Still, as he settles into making the Biale wines, his goal is to keep them on the lighter, brighter, fresher side, gradually pulling back on sugar and alcohol levels.
Goetting’s target is roughly 14.8% alcohol, which he thinks best balances the fruit with the oak. Too little alcohol, and he risks having them taste herbaceous. Too much, and they could be pruney.
“It’s much harder to find that balance in Zinfandel,” he says. “It’s all about the acid. I look at acid levels more than sugar levels at harvest. If you get that acid right, everything gets in line.”
Julie Johnson, winemaker at Tres Sabores, has been honing in on that balance since 1987 from an unlikely spot in the heart of the Rutherford Bench. Firmly entrenched in Cab country, everyone figured she’d rip out her 10 acres of Zin.
Not a chance.
“Zin has a life and a spirit,” Johnson says. “It doesn’t have to be so perfect. The clusters are irregular, it’s charming and it has a sensual texture. It has that in the berry and in the glass.”
She has kept eight acres in Zin, budding over the remaining two to Cabernet, and adding a touch more Cab and Petite Sirah.
“We love turning people on to Zin,” Johnson says. “It can be extraordinarily sophisticated and dynamic, too. It doesn’t have to be raisiny or sweet, an overly exaggerated wine. A lot of people were turned off by that.”
She attributes her more classic style of Zinfandel to the use of dry farming at her ranch, as well as employing organic practices. She thinks the grapes thrive in the same well-drained soils as Cabernet and on the western edge of Rutherford, where they get shade earlier in the day, tempering the risk of desiccation.
“They’re unctuous—they’ve got spice and all different flavors of pepper, white and black,” Johnson says. “The Zins I adore are lower in alcohol. They take up the terroir, if you allow them to. The natural acidity goes a long way, if you don’t force it.”
She sees the wine as versatile with food, offering a lot in terms of texture and acidity, and something to be enjoyed year-round.
Zin also benefits from its ability to stand alone in California, not having to match any particular European counterpart.
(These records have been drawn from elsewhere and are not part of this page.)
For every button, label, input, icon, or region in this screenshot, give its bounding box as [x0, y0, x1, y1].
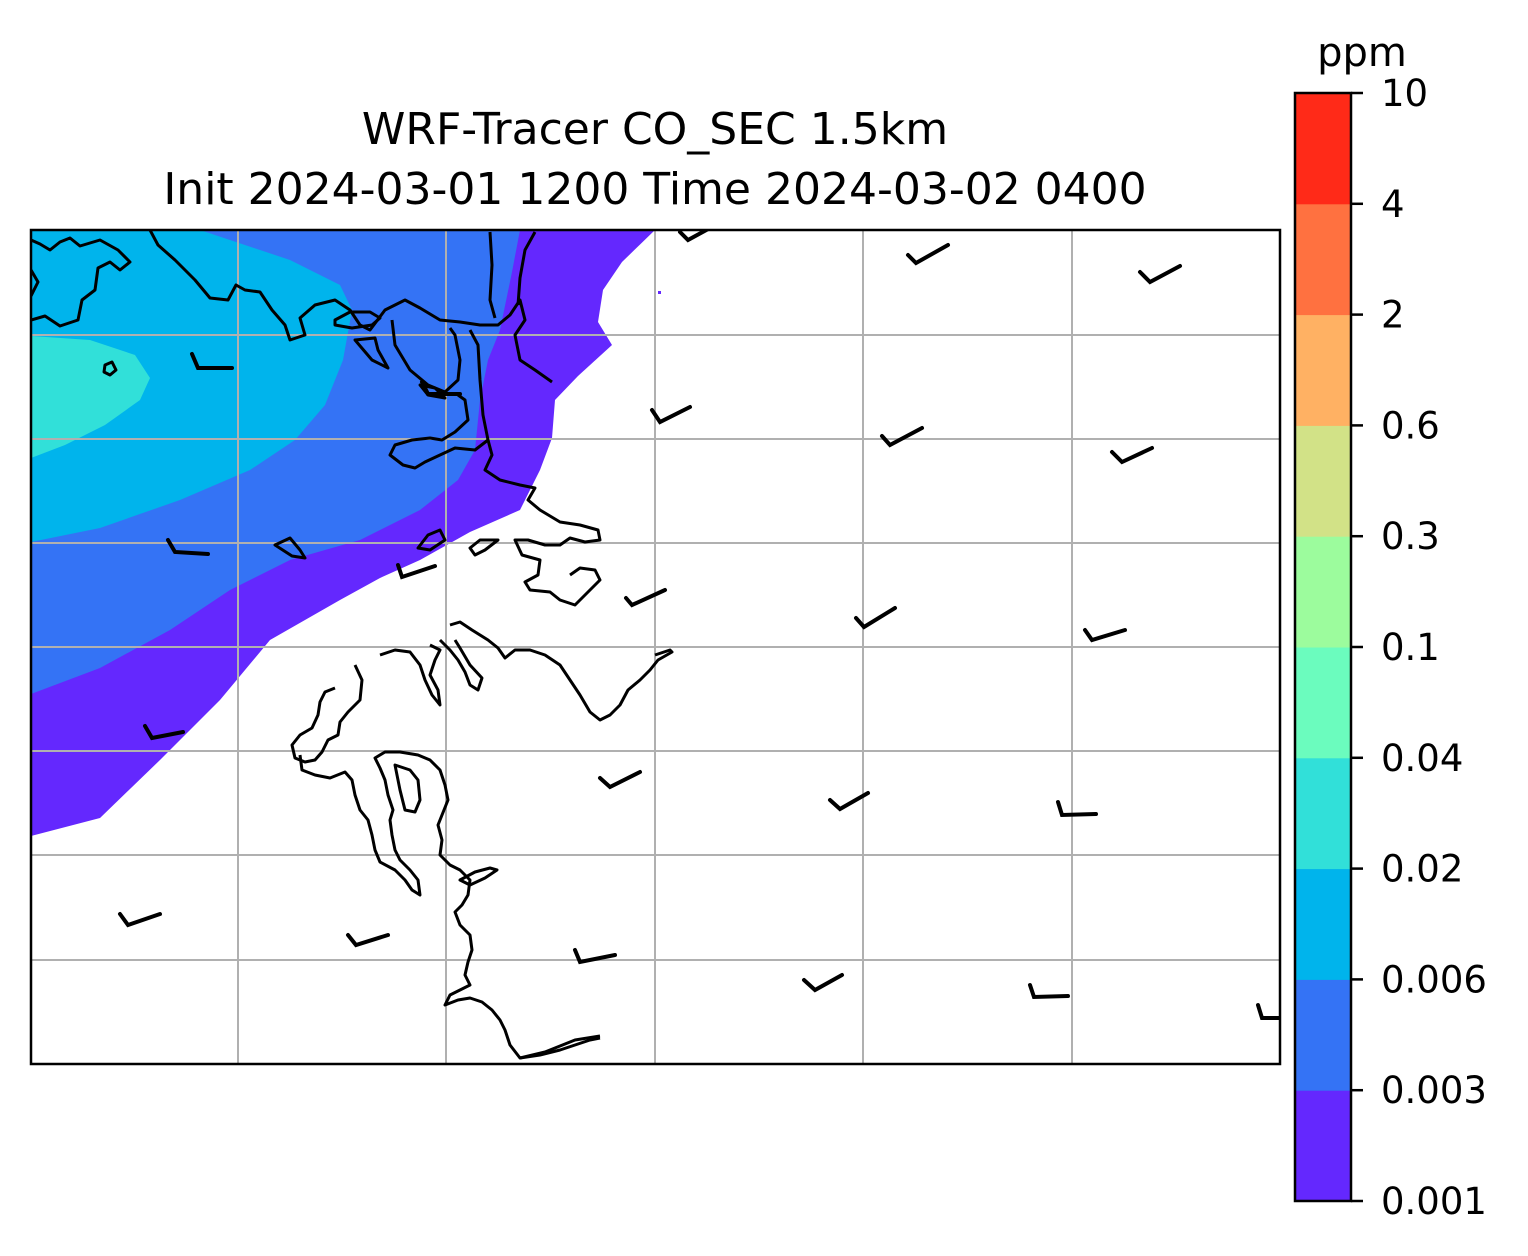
wind-barb: [650, 405, 692, 425]
colorbar-band-3: [1295, 757, 1351, 870]
colorbar-tick-label: 0.001: [1381, 1180, 1487, 1223]
chart-title-line-1: WRF-Tracer CO_SEC 1.5km: [361, 104, 949, 155]
wind-barb: [143, 724, 185, 741]
wind-barb: [1028, 983, 1070, 1000]
colorbar-band-0: [1295, 1090, 1351, 1202]
wind-barb: [346, 933, 390, 948]
chart-title-line-2: Init 2024-03-01 1200 Time 2024-03-02 040…: [163, 164, 1147, 215]
colorbar-tick-label: 0.006: [1381, 958, 1487, 1001]
colorbar-band-7: [1295, 314, 1351, 426]
wind-barb: [624, 588, 667, 608]
colorbar-tick-label: 0.1: [1381, 626, 1440, 669]
wind-barb: [420, 380, 462, 396]
wind-barb: [573, 948, 617, 965]
wind-barb: [166, 538, 210, 556]
colorbar-tick-label: 0.003: [1381, 1069, 1487, 1112]
colorbar-tick-label: 0.6: [1381, 404, 1440, 447]
colorbar-tick-label: 10: [1381, 72, 1428, 115]
wind-barb: [906, 243, 950, 266]
wind-barb: [854, 606, 897, 630]
colorbar: 0.001 0.003 0.006 0.02 0.04 0.1 0.3 0.6 2 4 10 ppm: [1293, 30, 1487, 1223]
wind-barb: [118, 912, 162, 928]
map-frame: [29, 228, 1282, 1066]
colorbar-band-8: [1295, 203, 1351, 316]
wind-barb: [1083, 628, 1127, 643]
wind-barb: [1256, 1003, 1280, 1020]
colorbar-band-2: [1295, 868, 1351, 980]
wind-barb: [190, 352, 234, 370]
colorbar-band-9: [1295, 93, 1351, 205]
colorbar-tick-label: 0.3: [1381, 515, 1440, 558]
colorbar-tick-label: 4: [1381, 183, 1405, 226]
map-panel: [31, 230, 1280, 1064]
wind-barb: [1138, 264, 1182, 285]
colorbar-band-5: [1295, 536, 1351, 648]
wind-barb: [1056, 800, 1098, 818]
colorbar-band-6: [1295, 425, 1351, 537]
wind-barb: [598, 770, 642, 790]
wind-barb: [678, 230, 711, 243]
colorbar-tick-label: 0.04: [1381, 737, 1463, 780]
colorbar-tick-label: 2: [1381, 294, 1405, 337]
contour-speck: [658, 291, 661, 294]
colorbar-unit-label: ppm: [1317, 30, 1407, 76]
contour-fill-0.02: [31, 336, 150, 458]
wind-barb: [802, 973, 844, 993]
colorbar-band-1: [1295, 979, 1351, 1091]
colorbar-tick-label: 0.02: [1381, 848, 1463, 891]
wind-barb: [1110, 446, 1154, 465]
wind-barb: [880, 426, 924, 448]
colorbar-band-4: [1295, 647, 1351, 759]
wind-barbs: [118, 230, 1280, 1020]
wind-barb: [828, 791, 870, 812]
wind-barb: [396, 563, 437, 580]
“I have succeeded in getting my wine on all-European wine lists by asking, ‘What other wine would you compare it to?’ ” Johnson says. “Zin can definitely hang on its own, but it’s both a blessing and a curse that we’re unique.
“Dreamers and individualists are attracted to Zin. There’s something very special about letting it be itself, and its greatness spans such a variation of stylistic diversity.”
Others maintaining that diversity include Brown Estate in Chiles Valley, on the warm, eastern flank of the Napa Valley. Run by a trio of siblings, they started out farming Zin grapes before realizing theirs were gold. Eventually, they decided to see what they could do in the cellar, too. The results are deep in elegance and terroir.
Turley is yet another longstanding producer devoted to preserving Zinfandel vines from the ever-present pressure to plant Cabernet. Tegan Passalacqua, the winemaker, playfully refers to Cab as “a weed,” for the way it has increasingly crowded out Petite Sirah, Zinfandel and other varieties.
That term is also a favorite of Ravenswood Winemaker Joel Peterson. His decades-long mission to save historic Zin sites has centered mostly in Sonoma County. However, with the Dickerson Vineyard designate he makes from St. Helena, he’s preserving both Zin’s legacy in the Napa Valley and a family legacy as well.